Les Panama Papers ont eu la peau du Premier ministre islandais, Sigmundur David Gunnalaugsson, accusé d’avoir détenu avec sa femme une société offshore basée aux Iles vierges britanniques, sans l’avoir jamais déclaré publiquement. A la tête de la coalition de droite qui dirige ce petit pays de 329 000 habitants, le ministre de l’agriculture du Parti du progrès (centre droit), Sigurdur Ingi Johannsonn doit lui succéder. Et des élections législatives anticipées devraient se tenir à l’automne. Cela suffira-t-il à calmer les manifestants qui se massent depuis lundi devant le Parlement ? Pas sûr, tant la colère est grande. Et s’explique. Entretien avec Torfi Tulinius, professeur d’université, spécialiste de littérature médiévale, fin connaisseur de la politique islandaise et manifestant depuis lundi.
En quoi le scandale qui éclabousse le gouvernement est-il particulièrement enrageant ?

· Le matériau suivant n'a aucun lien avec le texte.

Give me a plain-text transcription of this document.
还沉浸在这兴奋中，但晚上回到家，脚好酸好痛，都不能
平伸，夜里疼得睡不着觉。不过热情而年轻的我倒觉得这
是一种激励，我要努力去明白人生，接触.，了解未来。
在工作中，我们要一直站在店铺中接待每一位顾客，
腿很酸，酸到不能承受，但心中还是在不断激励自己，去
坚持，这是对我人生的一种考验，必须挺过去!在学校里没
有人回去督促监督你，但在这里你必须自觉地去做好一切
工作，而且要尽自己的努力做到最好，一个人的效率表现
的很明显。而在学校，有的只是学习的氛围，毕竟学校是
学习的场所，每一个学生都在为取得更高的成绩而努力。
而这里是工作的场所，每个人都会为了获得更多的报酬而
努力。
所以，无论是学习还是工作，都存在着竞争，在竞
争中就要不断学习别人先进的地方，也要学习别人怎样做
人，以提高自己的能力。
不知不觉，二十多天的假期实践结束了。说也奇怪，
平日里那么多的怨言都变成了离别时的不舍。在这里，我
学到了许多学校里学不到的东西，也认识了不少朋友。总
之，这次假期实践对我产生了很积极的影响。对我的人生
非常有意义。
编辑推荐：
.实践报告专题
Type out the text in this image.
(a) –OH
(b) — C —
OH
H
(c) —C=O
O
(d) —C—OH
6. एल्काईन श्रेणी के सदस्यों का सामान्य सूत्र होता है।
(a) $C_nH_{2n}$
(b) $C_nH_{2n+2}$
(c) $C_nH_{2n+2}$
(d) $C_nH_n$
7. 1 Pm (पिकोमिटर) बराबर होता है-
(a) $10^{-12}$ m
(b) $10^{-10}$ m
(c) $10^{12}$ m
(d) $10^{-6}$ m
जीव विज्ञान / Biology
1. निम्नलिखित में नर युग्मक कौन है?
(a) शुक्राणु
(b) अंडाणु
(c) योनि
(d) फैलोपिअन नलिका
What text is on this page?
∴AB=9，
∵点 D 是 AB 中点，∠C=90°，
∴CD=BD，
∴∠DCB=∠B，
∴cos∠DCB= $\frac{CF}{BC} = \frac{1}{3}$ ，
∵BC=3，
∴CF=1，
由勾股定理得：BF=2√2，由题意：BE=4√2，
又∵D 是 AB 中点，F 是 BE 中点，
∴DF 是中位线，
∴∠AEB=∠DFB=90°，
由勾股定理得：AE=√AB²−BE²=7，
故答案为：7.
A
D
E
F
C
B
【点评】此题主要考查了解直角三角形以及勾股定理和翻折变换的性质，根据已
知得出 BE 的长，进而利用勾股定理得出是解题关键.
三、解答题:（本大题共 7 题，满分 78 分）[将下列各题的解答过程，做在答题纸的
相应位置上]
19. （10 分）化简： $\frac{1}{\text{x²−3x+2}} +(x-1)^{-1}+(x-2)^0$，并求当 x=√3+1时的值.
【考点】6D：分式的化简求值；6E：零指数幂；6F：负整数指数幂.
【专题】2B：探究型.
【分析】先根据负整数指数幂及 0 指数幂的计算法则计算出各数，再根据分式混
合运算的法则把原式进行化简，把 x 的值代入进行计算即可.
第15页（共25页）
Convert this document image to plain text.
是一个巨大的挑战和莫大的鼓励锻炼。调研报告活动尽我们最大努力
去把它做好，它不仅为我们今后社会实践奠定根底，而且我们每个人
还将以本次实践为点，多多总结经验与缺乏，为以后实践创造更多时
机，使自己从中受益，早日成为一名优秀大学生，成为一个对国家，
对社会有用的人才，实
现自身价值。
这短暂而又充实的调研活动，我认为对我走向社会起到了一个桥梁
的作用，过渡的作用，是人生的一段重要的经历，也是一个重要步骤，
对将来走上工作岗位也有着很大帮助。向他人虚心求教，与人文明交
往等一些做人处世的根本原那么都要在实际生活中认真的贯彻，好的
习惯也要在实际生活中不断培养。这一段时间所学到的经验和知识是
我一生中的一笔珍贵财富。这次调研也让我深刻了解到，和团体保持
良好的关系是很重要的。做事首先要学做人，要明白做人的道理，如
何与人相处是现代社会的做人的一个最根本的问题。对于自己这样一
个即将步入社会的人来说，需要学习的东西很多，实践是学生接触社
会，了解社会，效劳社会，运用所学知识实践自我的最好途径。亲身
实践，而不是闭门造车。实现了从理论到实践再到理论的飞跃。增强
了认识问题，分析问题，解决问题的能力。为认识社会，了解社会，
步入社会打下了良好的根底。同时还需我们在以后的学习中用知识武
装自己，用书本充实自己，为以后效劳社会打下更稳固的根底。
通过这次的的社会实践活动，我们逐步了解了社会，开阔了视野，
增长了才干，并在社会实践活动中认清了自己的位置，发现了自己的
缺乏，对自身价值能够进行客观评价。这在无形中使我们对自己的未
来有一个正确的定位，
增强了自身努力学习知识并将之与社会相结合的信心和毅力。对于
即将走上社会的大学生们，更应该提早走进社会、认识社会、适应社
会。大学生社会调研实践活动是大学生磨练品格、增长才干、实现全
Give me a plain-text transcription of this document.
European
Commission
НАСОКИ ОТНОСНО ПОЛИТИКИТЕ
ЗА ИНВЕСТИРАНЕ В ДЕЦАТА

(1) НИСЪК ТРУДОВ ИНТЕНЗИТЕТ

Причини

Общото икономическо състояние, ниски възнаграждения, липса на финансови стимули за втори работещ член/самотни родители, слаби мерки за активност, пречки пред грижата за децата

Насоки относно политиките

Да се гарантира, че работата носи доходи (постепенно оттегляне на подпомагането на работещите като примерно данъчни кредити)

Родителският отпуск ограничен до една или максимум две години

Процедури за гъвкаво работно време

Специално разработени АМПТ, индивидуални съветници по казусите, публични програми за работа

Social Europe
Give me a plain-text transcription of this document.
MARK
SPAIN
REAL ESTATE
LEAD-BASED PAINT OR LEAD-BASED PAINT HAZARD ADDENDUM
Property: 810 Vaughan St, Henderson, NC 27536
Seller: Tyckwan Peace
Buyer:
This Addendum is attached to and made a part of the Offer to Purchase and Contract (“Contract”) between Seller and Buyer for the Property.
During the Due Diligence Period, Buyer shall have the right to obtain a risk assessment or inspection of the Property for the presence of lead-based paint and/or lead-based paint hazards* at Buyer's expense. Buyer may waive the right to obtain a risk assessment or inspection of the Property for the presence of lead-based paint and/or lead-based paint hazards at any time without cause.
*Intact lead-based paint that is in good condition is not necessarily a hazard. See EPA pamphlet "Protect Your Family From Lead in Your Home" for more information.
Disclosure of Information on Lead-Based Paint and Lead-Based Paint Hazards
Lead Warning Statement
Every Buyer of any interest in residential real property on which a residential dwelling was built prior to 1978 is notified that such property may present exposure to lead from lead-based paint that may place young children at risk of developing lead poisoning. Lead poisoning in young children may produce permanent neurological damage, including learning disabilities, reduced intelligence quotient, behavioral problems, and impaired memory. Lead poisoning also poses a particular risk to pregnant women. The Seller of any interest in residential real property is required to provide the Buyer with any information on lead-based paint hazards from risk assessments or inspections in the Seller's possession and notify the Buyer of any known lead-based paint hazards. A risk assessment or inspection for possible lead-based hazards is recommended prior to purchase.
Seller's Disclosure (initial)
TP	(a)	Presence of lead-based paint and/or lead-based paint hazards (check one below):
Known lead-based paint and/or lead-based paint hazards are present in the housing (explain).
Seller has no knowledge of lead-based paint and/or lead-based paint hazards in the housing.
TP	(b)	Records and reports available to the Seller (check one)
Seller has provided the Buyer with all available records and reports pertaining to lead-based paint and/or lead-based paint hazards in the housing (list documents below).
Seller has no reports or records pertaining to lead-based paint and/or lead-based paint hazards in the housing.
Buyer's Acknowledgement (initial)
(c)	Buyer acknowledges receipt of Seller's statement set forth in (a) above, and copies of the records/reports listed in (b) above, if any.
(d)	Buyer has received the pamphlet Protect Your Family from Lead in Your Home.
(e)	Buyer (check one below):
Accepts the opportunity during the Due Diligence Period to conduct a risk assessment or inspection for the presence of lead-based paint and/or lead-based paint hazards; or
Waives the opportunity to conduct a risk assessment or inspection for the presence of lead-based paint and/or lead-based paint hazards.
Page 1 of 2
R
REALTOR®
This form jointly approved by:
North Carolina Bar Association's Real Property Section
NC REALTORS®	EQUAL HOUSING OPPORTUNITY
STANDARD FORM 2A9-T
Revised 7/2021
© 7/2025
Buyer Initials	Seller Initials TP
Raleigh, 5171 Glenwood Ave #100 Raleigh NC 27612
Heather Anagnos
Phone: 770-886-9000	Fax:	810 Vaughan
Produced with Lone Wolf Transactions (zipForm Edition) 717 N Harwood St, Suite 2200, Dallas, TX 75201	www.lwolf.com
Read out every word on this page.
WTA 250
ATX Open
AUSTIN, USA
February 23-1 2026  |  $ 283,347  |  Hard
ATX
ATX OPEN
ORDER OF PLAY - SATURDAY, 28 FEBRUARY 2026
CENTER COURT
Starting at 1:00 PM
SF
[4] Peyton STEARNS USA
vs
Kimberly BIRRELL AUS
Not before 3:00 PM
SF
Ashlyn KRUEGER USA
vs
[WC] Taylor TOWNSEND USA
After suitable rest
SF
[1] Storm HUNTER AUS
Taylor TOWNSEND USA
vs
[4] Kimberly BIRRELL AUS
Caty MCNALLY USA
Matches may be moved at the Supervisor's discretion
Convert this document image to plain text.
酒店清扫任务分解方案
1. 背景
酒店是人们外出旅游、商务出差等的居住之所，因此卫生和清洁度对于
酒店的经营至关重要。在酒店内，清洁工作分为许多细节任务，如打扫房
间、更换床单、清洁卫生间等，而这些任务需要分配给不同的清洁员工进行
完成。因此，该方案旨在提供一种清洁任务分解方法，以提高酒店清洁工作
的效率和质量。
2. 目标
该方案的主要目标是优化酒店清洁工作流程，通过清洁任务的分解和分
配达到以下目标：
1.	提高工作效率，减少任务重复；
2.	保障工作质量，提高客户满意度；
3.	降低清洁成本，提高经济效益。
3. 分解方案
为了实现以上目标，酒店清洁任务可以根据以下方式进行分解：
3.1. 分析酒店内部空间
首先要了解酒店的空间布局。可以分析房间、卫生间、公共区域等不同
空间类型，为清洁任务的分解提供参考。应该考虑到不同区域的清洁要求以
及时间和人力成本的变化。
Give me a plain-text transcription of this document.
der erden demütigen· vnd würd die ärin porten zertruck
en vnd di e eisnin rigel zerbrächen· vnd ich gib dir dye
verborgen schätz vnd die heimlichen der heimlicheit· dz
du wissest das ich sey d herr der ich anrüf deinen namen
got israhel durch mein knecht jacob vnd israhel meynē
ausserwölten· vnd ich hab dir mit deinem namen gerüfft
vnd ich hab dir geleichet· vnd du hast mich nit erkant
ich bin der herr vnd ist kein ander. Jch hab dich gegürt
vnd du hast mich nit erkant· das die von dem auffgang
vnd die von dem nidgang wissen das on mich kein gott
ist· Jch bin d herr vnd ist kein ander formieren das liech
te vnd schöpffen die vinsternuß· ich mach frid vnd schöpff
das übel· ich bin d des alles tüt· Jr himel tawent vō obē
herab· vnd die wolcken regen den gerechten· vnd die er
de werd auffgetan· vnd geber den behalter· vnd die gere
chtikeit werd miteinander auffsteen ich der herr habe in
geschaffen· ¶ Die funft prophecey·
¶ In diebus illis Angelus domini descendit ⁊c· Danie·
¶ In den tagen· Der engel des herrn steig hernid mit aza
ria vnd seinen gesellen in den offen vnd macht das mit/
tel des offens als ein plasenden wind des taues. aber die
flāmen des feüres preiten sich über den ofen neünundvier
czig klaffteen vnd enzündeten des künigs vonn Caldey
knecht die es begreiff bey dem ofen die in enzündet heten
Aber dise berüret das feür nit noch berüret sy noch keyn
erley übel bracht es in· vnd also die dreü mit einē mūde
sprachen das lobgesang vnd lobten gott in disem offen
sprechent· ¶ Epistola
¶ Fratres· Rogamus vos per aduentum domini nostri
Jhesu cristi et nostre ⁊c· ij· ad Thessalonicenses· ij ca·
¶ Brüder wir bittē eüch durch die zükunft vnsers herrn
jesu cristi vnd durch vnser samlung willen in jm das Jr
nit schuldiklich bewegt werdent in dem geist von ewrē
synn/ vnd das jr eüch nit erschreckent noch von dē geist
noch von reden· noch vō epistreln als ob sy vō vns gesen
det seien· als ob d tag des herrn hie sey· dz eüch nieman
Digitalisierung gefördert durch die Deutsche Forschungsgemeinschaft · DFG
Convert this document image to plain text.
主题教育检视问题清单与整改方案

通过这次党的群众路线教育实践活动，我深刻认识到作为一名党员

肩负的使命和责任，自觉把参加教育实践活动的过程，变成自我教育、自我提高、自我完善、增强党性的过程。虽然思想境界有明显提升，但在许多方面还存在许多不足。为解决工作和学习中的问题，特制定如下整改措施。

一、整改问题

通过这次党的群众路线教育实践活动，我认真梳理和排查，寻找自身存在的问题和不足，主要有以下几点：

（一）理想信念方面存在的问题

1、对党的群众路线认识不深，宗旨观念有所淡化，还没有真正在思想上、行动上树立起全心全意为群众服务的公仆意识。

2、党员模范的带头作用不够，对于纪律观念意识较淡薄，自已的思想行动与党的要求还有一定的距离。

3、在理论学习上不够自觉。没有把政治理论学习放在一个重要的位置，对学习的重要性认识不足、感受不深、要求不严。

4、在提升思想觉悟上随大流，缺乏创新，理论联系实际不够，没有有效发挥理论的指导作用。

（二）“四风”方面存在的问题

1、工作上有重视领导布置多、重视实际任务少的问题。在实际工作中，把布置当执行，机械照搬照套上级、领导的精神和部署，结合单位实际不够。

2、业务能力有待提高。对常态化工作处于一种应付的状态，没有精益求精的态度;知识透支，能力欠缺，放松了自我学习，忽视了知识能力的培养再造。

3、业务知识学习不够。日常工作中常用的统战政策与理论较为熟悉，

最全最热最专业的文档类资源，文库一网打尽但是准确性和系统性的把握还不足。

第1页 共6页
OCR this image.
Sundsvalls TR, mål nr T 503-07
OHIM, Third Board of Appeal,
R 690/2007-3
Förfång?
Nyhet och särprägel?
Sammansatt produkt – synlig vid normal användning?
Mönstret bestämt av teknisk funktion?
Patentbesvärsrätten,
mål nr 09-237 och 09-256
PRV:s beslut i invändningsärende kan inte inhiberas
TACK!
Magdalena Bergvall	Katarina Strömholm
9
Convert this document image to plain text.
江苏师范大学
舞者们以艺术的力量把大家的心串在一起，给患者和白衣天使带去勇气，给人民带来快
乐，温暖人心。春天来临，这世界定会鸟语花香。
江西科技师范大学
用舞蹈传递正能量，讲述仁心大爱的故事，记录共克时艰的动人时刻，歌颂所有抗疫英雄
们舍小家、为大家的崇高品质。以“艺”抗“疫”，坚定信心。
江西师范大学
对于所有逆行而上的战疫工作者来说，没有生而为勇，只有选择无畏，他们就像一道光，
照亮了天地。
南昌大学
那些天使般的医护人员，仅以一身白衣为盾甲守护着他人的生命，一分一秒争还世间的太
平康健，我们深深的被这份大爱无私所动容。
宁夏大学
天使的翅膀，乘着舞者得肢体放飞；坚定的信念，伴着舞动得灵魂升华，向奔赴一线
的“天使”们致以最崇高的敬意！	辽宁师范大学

Malgré le krach, malgré la crise politique que nous avons traversée en 2008-2009, l’Islande avait réussi à se rétablir coûte que coûte. Quand le premier gouvernement de gauche à être élu a pris les commandes en 2009, beaucoup de bonnes décisions ont été prises. Notamment une dévaluation très importante (de 50%) de notre monnaie, la couronne. Nos exportations de poissons ont du coup beaucoup augmenté en valeur. Beaucoup d’Islandais sont partis travailler dans d’autres pays scandinaves ce qui a permis de résorber le chômage. Ajoutez à cela un réchauffement climatique qui s’est traduit par une affluence de maquereaux qui se vendent très bien, l’éruption du volcan qui a accru la notoriété de notre pays, et un tourisme qui s’est littéralement envolé depuis 2013. Nous en sommes à 1,5 million de visiteurs par an. Bref, le pays s’est relevé. Ce scandale tombe vraiment à un mauvais moment. Les trois banques qui s’étaient effondrées en 2008, ont été nationalisées. Il est question de les privatiser à terme. Qui va les acheter ? Ces gens qui ont placé leur argent dans des paradis fiscaux ? Vous imaginez ? Le Premier ministre qui vient de démissionner avait tout d’un représentant de commerce. Prêt à vendre n’importe quelle promesse ou idée sans les tenir. En outre, nous n’avons même pas pu nous prononcer sur une éventuelle entrée dans l’Union européenne. Le référendum n’a pas eu lieu.
Ce gouvernement n’est pas à la hauteur de la relève?
Oui. Et la relève n’est pas qu’économique. L’Islande a progressé depuis 2008. La population est devenue plus critique. Les médias aussi. Ils se sont professionnalisés. Il y a aussi des fonctionnaires qui font bien leur travail. Je pense notamment à notre défenseur des droits. De surcroît, l’attention accordée aux intellectuels, à ceux qui réfléchissent a progressé. On nous écoute davantage. Il est vrai que notre classe intellectuelle n’est pas établie de longue date. L’université n’a que 100 ans. La faculté des sciences sociales n’existe que depuis trente ans…
Quelle alternative politique voyez-vous ?
C’est difficile à dire. La gauche ne s’est pas encore remise de sa défaite aux élections législatives de 2013. On parle beaucoup du Parti des pirates qui milite pour une démocratie participative et qui est convaincu que qu’Internet a changé le monde. Je crois qu’il s’agit surtout d’un mouvement qui attire les jeunes qui en ont marre des vieux partis et se nourrit de la perte de crédibilité de notre classe politique. Cela ressemble à une internationale des numérisés. Et cela reste un peu une nébuleuse. Il me semble que si la gauche a déçu, ce pays est avant tout majoritairement social démocrate. Même si nous n’avons pas de grand passé industriel, ou de grand passé syndicaliste.